A day after Fed hawk James Bullard came out and said Federal Reserve interest rate hikes had had only “limited effects” on inflation, Goldman Sachs upped the ante, predicting the peak rate would top out above the current 5% target rate. According to them, the Fed will need to enact another 25-basis point hike in May to achieve a sustained economic slowdown. The risk is that mortgage rates, a pillar of the U.S. economic system, could top out close to 10% and have a resounding impact on broad economic activity.
As it is, the National Association of Home Builders Housing Market Index is down for the 11th consecutive month and trending lower. The latest reading has the housing market at its lowest since June 2012. All three components continue to move lower as well. The leading component, traffic of potential buyers, fell to only 20 from the previous month's 25.

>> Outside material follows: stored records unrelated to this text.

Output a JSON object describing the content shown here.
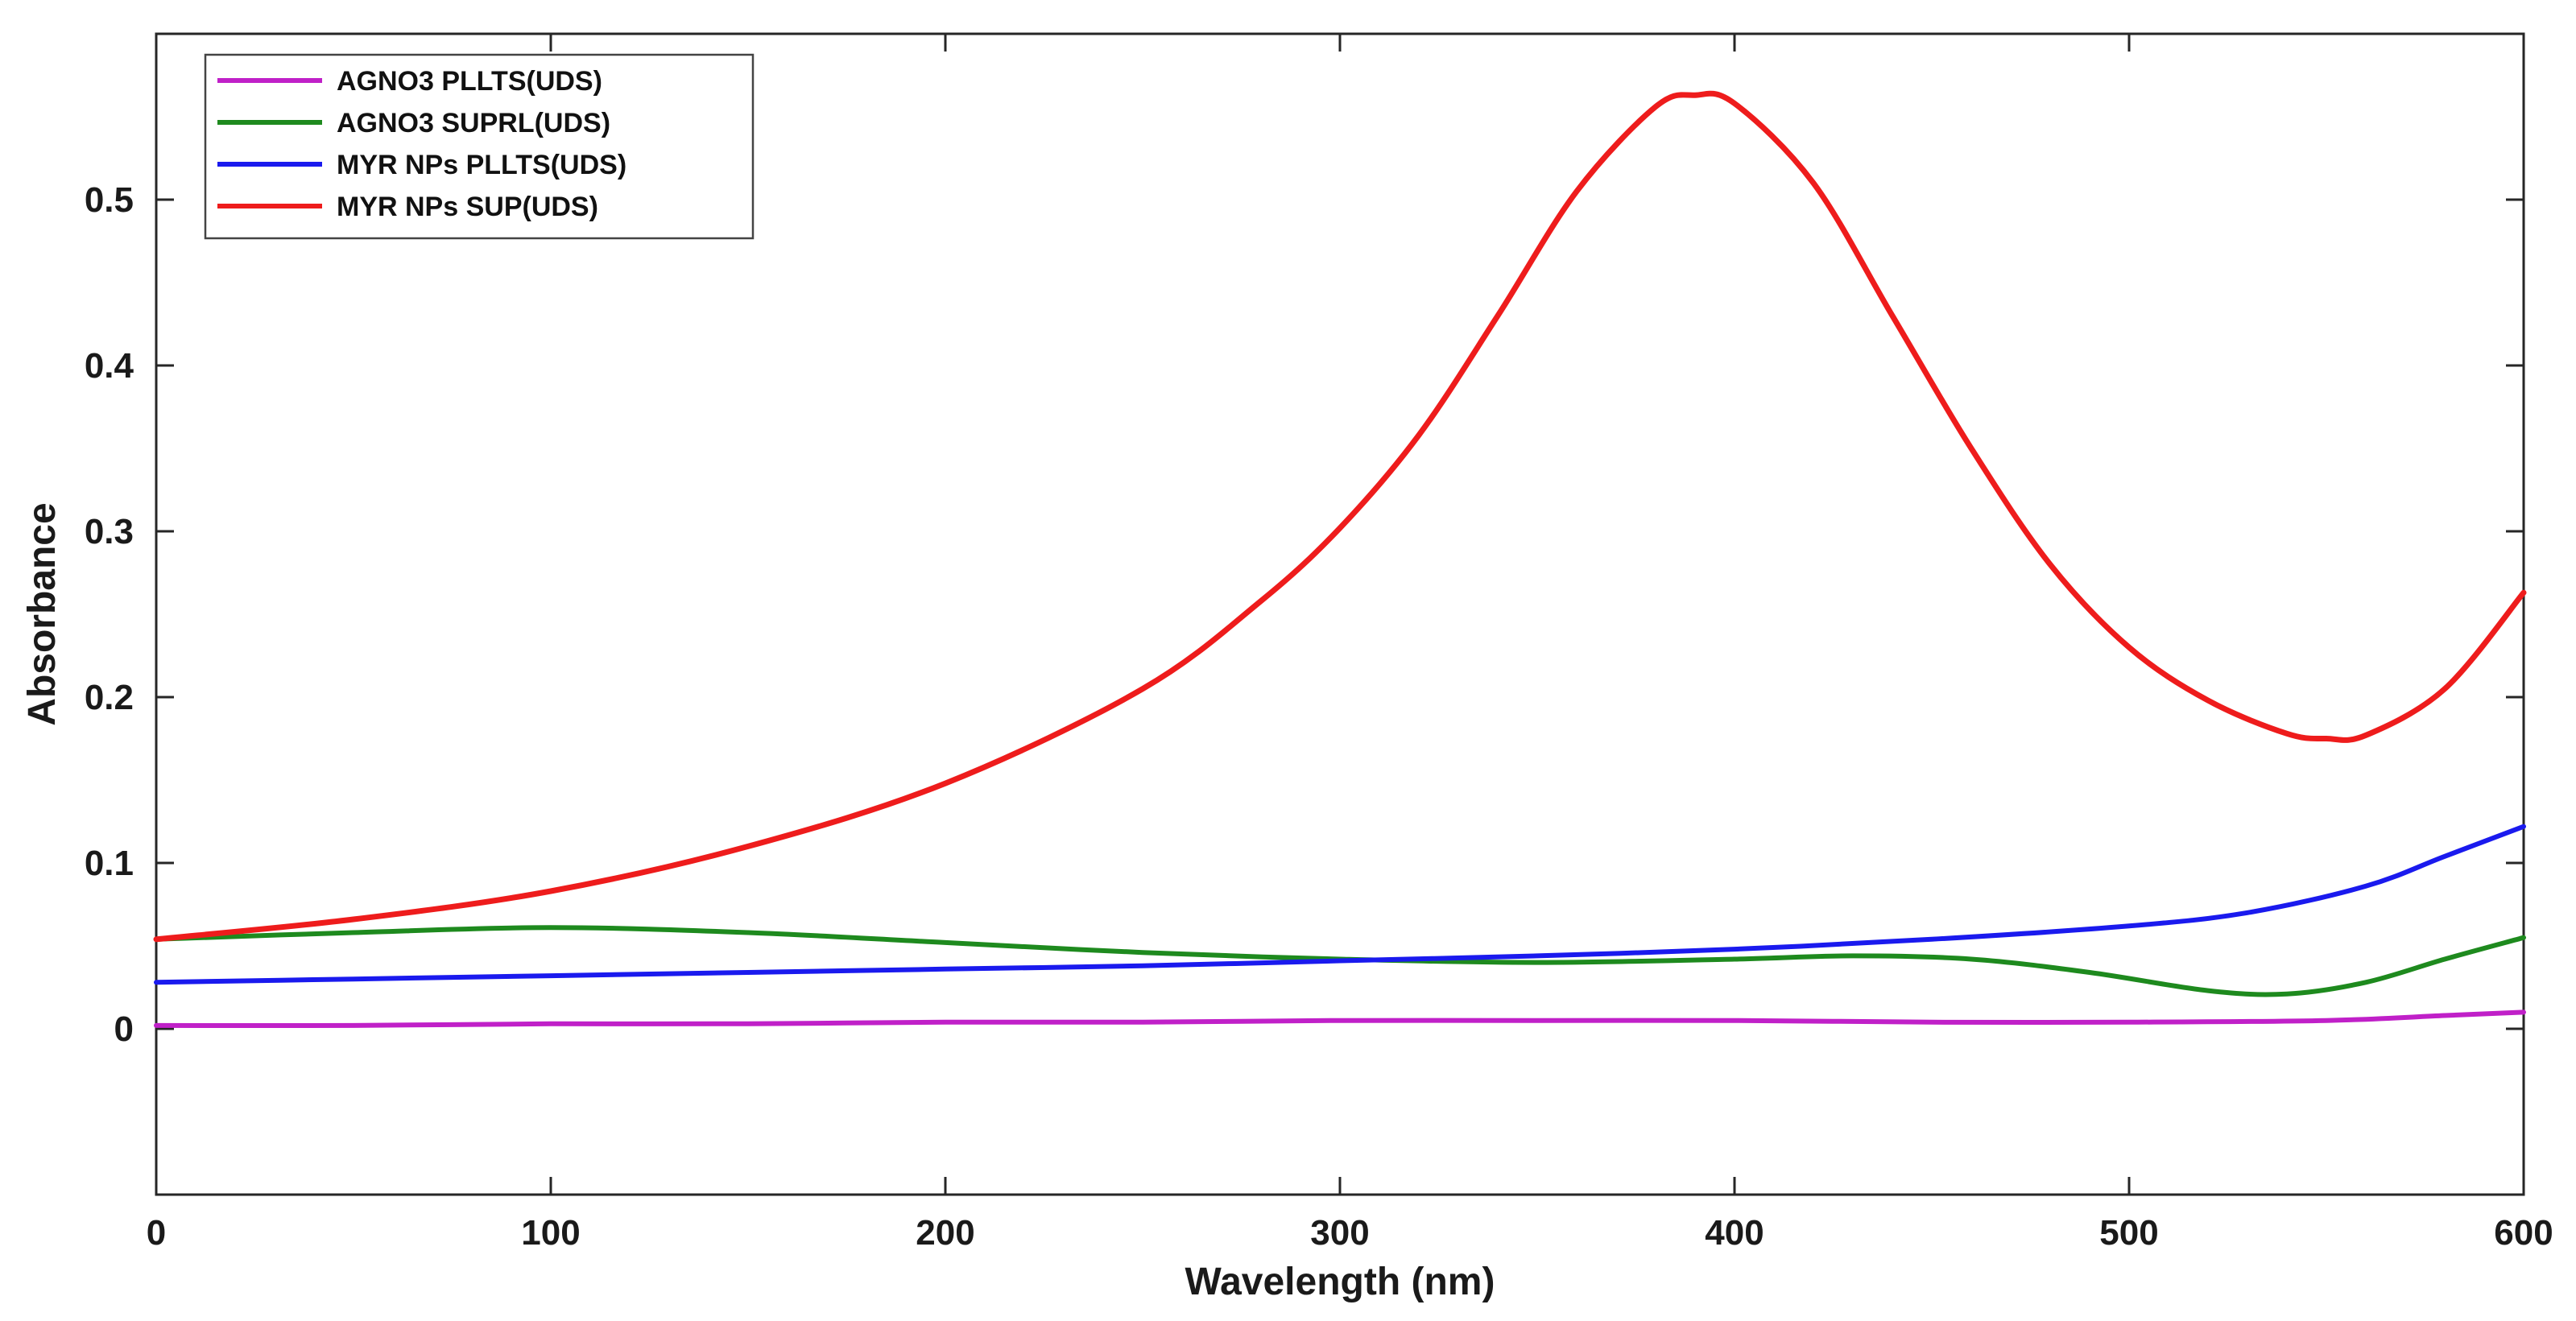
{
  "chart_data": {
    "type": "line",
    "title": "",
    "xlabel": "Wavelength (nm)",
    "ylabel": "Absorbance",
    "xlim": [
      0,
      600
    ],
    "ylim": [
      -0.1,
      0.6
    ],
    "xticks": [
      0,
      100,
      200,
      300,
      400,
      500,
      600
    ],
    "yticks": [
      0,
      0.1,
      0.2,
      0.3,
      0.4,
      0.5
    ],
    "grid": false,
    "legend_position": "top-left",
    "series": [
      {
        "name": "AGNO3 PLLTS(UDS)",
        "color": "#c020c8",
        "x": [
          0,
          50,
          100,
          150,
          200,
          250,
          300,
          350,
          400,
          450,
          500,
          550,
          580,
          600
        ],
        "y": [
          0.002,
          0.002,
          0.003,
          0.003,
          0.004,
          0.004,
          0.005,
          0.005,
          0.005,
          0.004,
          0.004,
          0.005,
          0.008,
          0.01
        ]
      },
      {
        "name": "AGNO3 SUPRL(UDS)",
        "color": "#1e8a1e",
        "x": [
          0,
          50,
          100,
          150,
          200,
          250,
          300,
          350,
          400,
          430,
          460,
          490,
          520,
          540,
          560,
          580,
          600
        ],
        "y": [
          0.054,
          0.058,
          0.061,
          0.058,
          0.052,
          0.046,
          0.042,
          0.04,
          0.042,
          0.044,
          0.042,
          0.034,
          0.023,
          0.021,
          0.028,
          0.042,
          0.055
        ]
      },
      {
        "name": "MYR NPs PLLTS(UDS)",
        "color": "#1a1aee",
        "x": [
          0,
          50,
          100,
          150,
          200,
          250,
          300,
          350,
          400,
          450,
          500,
          530,
          560,
          580,
          600
        ],
        "y": [
          0.028,
          0.03,
          0.032,
          0.034,
          0.036,
          0.038,
          0.041,
          0.044,
          0.048,
          0.054,
          0.062,
          0.07,
          0.086,
          0.104,
          0.122
        ]
      },
      {
        "name": "MYR NPs SUP(UDS)",
        "color": "#ee1c1c",
        "x": [
          0,
          50,
          100,
          150,
          200,
          250,
          280,
          300,
          320,
          340,
          360,
          380,
          390,
          400,
          420,
          440,
          460,
          480,
          500,
          520,
          540,
          550,
          560,
          580,
          600
        ],
        "y": [
          0.054,
          0.066,
          0.083,
          0.11,
          0.148,
          0.205,
          0.258,
          0.302,
          0.358,
          0.43,
          0.505,
          0.556,
          0.563,
          0.558,
          0.51,
          0.43,
          0.35,
          0.28,
          0.23,
          0.198,
          0.178,
          0.175,
          0.177,
          0.205,
          0.263
        ]
      }
    ]
  }
}
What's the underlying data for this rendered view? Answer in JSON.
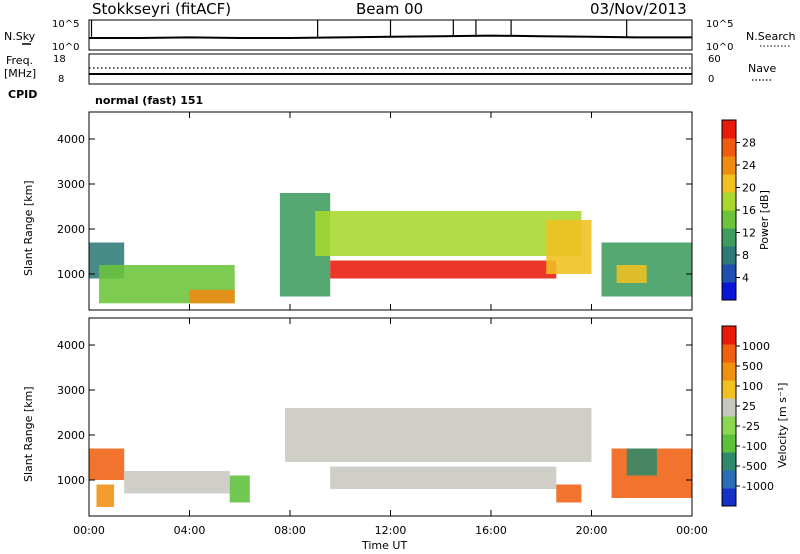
{
  "header": {
    "station": "Stokkseyri (fitACF)",
    "beam": "Beam 00",
    "date": "03/Nov/2013"
  },
  "left_labels": {
    "nsky": "N.Sky",
    "freq": "Freq.",
    "freq_unit": "[MHz]",
    "cpid": "CPID"
  },
  "right_labels": {
    "nsearch": "N.Search",
    "nave": "Nave"
  },
  "mode_text": "normal (fast) 151",
  "colors": {
    "power": [
      "#0a14d6",
      "#1f4fb0",
      "#2e7a78",
      "#3d9c5e",
      "#6cc43a",
      "#a8d82c",
      "#f0c020",
      "#f08a10",
      "#f05a10",
      "#e81a0a"
    ],
    "velocity": [
      "#1530c8",
      "#2a6cb8",
      "#2e8a6a",
      "#5cc03a",
      "#8ad850",
      "#c8c8c0",
      "#f0c020",
      "#f09010",
      "#f06010",
      "#e81a0a"
    ]
  },
  "chart_data": [
    {
      "type": "line",
      "panel": "noise",
      "xlim": [
        0,
        24
      ],
      "y_ticks_left": [
        "10^5",
        "10^0"
      ],
      "y_ticks_right": [
        "10^5",
        "10^0"
      ],
      "series": [
        {
          "name": "N.Sky",
          "x": [
            0,
            2,
            4,
            6,
            8,
            10,
            12,
            14,
            16,
            18,
            20,
            22,
            24
          ],
          "y": [
            2.0,
            2.0,
            2.1,
            2.0,
            2.0,
            2.1,
            2.2,
            2.3,
            2.4,
            2.3,
            2.2,
            2.1,
            2.1
          ]
        }
      ]
    },
    {
      "type": "line",
      "panel": "frequency",
      "xlim": [
        0,
        24
      ],
      "y_ticks_left": [
        "18",
        "8"
      ],
      "y_ticks_right": [
        "60",
        "0"
      ],
      "series": [
        {
          "name": "Freq.",
          "x": [
            0,
            24
          ],
          "y": [
            8.8,
            8.8
          ]
        },
        {
          "name": "Nave",
          "x": [
            0,
            24
          ],
          "y": [
            16,
            16
          ]
        }
      ]
    },
    {
      "type": "heatmap",
      "panel": "power",
      "xlabel": "Time UT",
      "ylabel": "Slant Range [km]",
      "xlim": [
        0,
        24
      ],
      "ylim": [
        200,
        4600
      ],
      "x_ticks": [
        "00:00",
        "04:00",
        "08:00",
        "12:00",
        "16:00",
        "20:00",
        "00:00"
      ],
      "y_ticks": [
        "1000",
        "2000",
        "3000",
        "4000"
      ],
      "colorbar_label": "Power [dB]",
      "colorbar_ticks": [
        "28",
        "24",
        "20",
        "16",
        "12",
        "8",
        "4"
      ],
      "regions": [
        {
          "t0": 0.0,
          "t1": 1.4,
          "r0": 900,
          "r1": 1700,
          "level": 2
        },
        {
          "t0": 0.4,
          "t1": 5.8,
          "r0": 350,
          "r1": 1200,
          "level": 4
        },
        {
          "t0": 4.0,
          "t1": 5.8,
          "r0": 350,
          "r1": 650,
          "level": 7
        },
        {
          "t0": 7.6,
          "t1": 9.6,
          "r0": 500,
          "r1": 2800,
          "level": 3
        },
        {
          "t0": 9.0,
          "t1": 19.6,
          "r0": 1400,
          "r1": 2400,
          "level": 5
        },
        {
          "t0": 9.6,
          "t1": 18.6,
          "r0": 900,
          "r1": 1300,
          "level": 9
        },
        {
          "t0": 18.2,
          "t1": 20.0,
          "r0": 1000,
          "r1": 2200,
          "level": 6
        },
        {
          "t0": 20.4,
          "t1": 24.0,
          "r0": 500,
          "r1": 1700,
          "level": 3
        },
        {
          "t0": 21.0,
          "t1": 22.2,
          "r0": 800,
          "r1": 1200,
          "level": 6
        }
      ]
    },
    {
      "type": "heatmap",
      "panel": "velocity",
      "xlabel": "Time UT",
      "ylabel": "Slant Range [km]",
      "xlim": [
        0,
        24
      ],
      "ylim": [
        200,
        4600
      ],
      "x_ticks": [
        "00:00",
        "04:00",
        "08:00",
        "12:00",
        "16:00",
        "20:00",
        "00:00"
      ],
      "y_ticks": [
        "1000",
        "2000",
        "3000",
        "4000"
      ],
      "colorbar_label": "Velocity [m s⁻¹]",
      "colorbar_ticks": [
        "1000",
        "500",
        "100",
        "25",
        "-25",
        "-100",
        "-500",
        "-1000"
      ],
      "regions": [
        {
          "t0": 0.0,
          "t1": 1.4,
          "r0": 1000,
          "r1": 1700,
          "level": 8
        },
        {
          "t0": 0.3,
          "t1": 1.0,
          "r0": 400,
          "r1": 900,
          "level": 7
        },
        {
          "t0": 1.4,
          "t1": 5.6,
          "r0": 700,
          "r1": 1200,
          "level": 5
        },
        {
          "t0": 5.6,
          "t1": 6.4,
          "r0": 500,
          "r1": 1100,
          "level": 3
        },
        {
          "t0": 7.8,
          "t1": 20.0,
          "r0": 1400,
          "r1": 2600,
          "level": 5
        },
        {
          "t0": 9.6,
          "t1": 18.6,
          "r0": 800,
          "r1": 1300,
          "level": 5
        },
        {
          "t0": 18.6,
          "t1": 19.6,
          "r0": 500,
          "r1": 900,
          "level": 8
        },
        {
          "t0": 20.8,
          "t1": 24.0,
          "r0": 600,
          "r1": 1700,
          "level": 8
        },
        {
          "t0": 21.4,
          "t1": 22.6,
          "r0": 1100,
          "r1": 1700,
          "level": 2
        }
      ]
    }
  ]
}
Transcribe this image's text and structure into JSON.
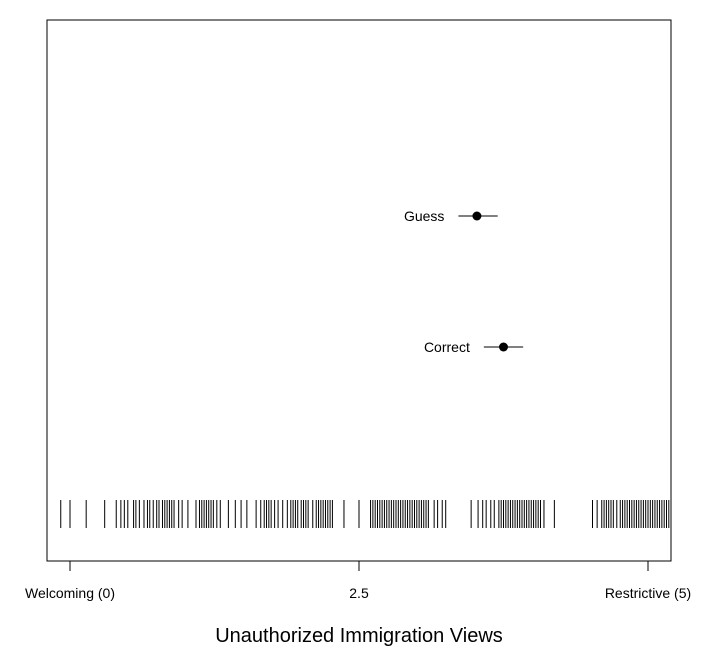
{
  "chart_data": {
    "type": "scatter",
    "title": "",
    "xlabel": "Unauthorized Immigration Views",
    "ylabel": "",
    "xlim": [
      0,
      5
    ],
    "x_ticks": [
      {
        "value": 0,
        "label": "Welcoming (0)"
      },
      {
        "value": 2.5,
        "label": "2.5"
      },
      {
        "value": 5,
        "label": "Restrictive (5)"
      }
    ],
    "grid": false,
    "points": [
      {
        "label": "Guess",
        "estimate": 3.52,
        "ci": [
          3.36,
          3.7
        ]
      },
      {
        "label": "Correct",
        "estimate": 3.75,
        "ci": [
          3.58,
          3.92
        ]
      }
    ],
    "rug": [
      -0.08,
      0.0,
      0.14,
      0.3,
      0.4,
      0.44,
      0.47,
      0.5,
      0.55,
      0.57,
      0.6,
      0.64,
      0.67,
      0.69,
      0.72,
      0.75,
      0.77,
      0.8,
      0.82,
      0.84,
      0.86,
      0.88,
      0.9,
      0.94,
      0.97,
      1.02,
      1.09,
      1.12,
      1.14,
      1.16,
      1.18,
      1.2,
      1.22,
      1.24,
      1.27,
      1.3,
      1.37,
      1.43,
      1.48,
      1.53,
      1.61,
      1.65,
      1.68,
      1.7,
      1.72,
      1.74,
      1.77,
      1.8,
      1.84,
      1.88,
      1.91,
      1.93,
      1.95,
      1.97,
      2.0,
      2.02,
      2.04,
      2.06,
      2.1,
      2.13,
      2.15,
      2.17,
      2.19,
      2.21,
      2.23,
      2.25,
      2.27,
      2.37,
      2.5,
      2.6,
      2.62,
      2.64,
      2.66,
      2.68,
      2.7,
      2.72,
      2.74,
      2.76,
      2.78,
      2.8,
      2.82,
      2.84,
      2.86,
      2.88,
      2.9,
      2.92,
      2.94,
      2.96,
      2.98,
      3.0,
      3.02,
      3.04,
      3.06,
      3.08,
      3.1,
      3.15,
      3.18,
      3.22,
      3.25,
      3.47,
      3.53,
      3.57,
      3.6,
      3.64,
      3.67,
      3.71,
      3.73,
      3.75,
      3.77,
      3.79,
      3.81,
      3.83,
      3.85,
      3.87,
      3.89,
      3.91,
      3.93,
      3.95,
      3.97,
      3.99,
      4.01,
      4.03,
      4.05,
      4.07,
      4.1,
      4.19,
      4.52,
      4.56,
      4.6,
      4.62,
      4.64,
      4.66,
      4.68,
      4.7,
      4.73,
      4.76,
      4.78,
      4.8,
      4.82,
      4.84,
      4.86,
      4.88,
      4.9,
      4.92,
      4.94,
      4.96,
      4.98,
      5.0,
      5.02,
      5.04,
      5.06,
      5.08,
      5.1,
      5.12,
      5.14,
      5.16,
      5.18
    ]
  }
}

As the housing market activity trends lower, the leading indicator within the index moves lower, and the peak of interest moves higher, this situation will only worsen. This means home builder stocks and related industries will have a tough time in 2023, while discretionary stocks such as DIY retailers like Lowe’s Companies (NYSE:LOW) and component/appliance manufacturers like Whirlpool (NYSE:WHR) get a potential tailwind from remodelers and upgraders who chose to remain in place.
The only sector to really benefit from higher interest rates is the financial sector (NYSE:XLF) because higher interest rates can mean widening margins and improved earnings. While the S&P 500 financial sector is the dog of the index in 2022, it should become one of its stars in 2023.
The consumer discretionary sector outperformed it in terms of earnings growth. The consensus estimate for 2023 EPS growth for the sector topped 14% in early November 2022 and was on the rise, supported by inflation and the outlook for higher interest rates.
The consumer discretionary sector has pulled back from its peak to trade in line with the broad S&P 500. This has the sector set up to rebound, assuming consumers can focus earnings on discretionary items in 2023. If so, the recent action in the sector could turn out to the bottom or near the bottom, but it is too soon to tell. The Consumer Discretionary Select Sector (NYSE:XLY) has shown signs of a bottom at the $125 level, but it is not confirmed.
A move up from the current level would indicate a possible double-bottom, while a slower turnaround could trace out a head and shoulders pattern at this stage in the game. The indicators are also consistent with a bottom, so there is more than hope riding on this outlook. A move upward would be bullish but may find resistance at the $160 to $170 level, while a move lower would be bearish and bring the stock closer to the support target of $120.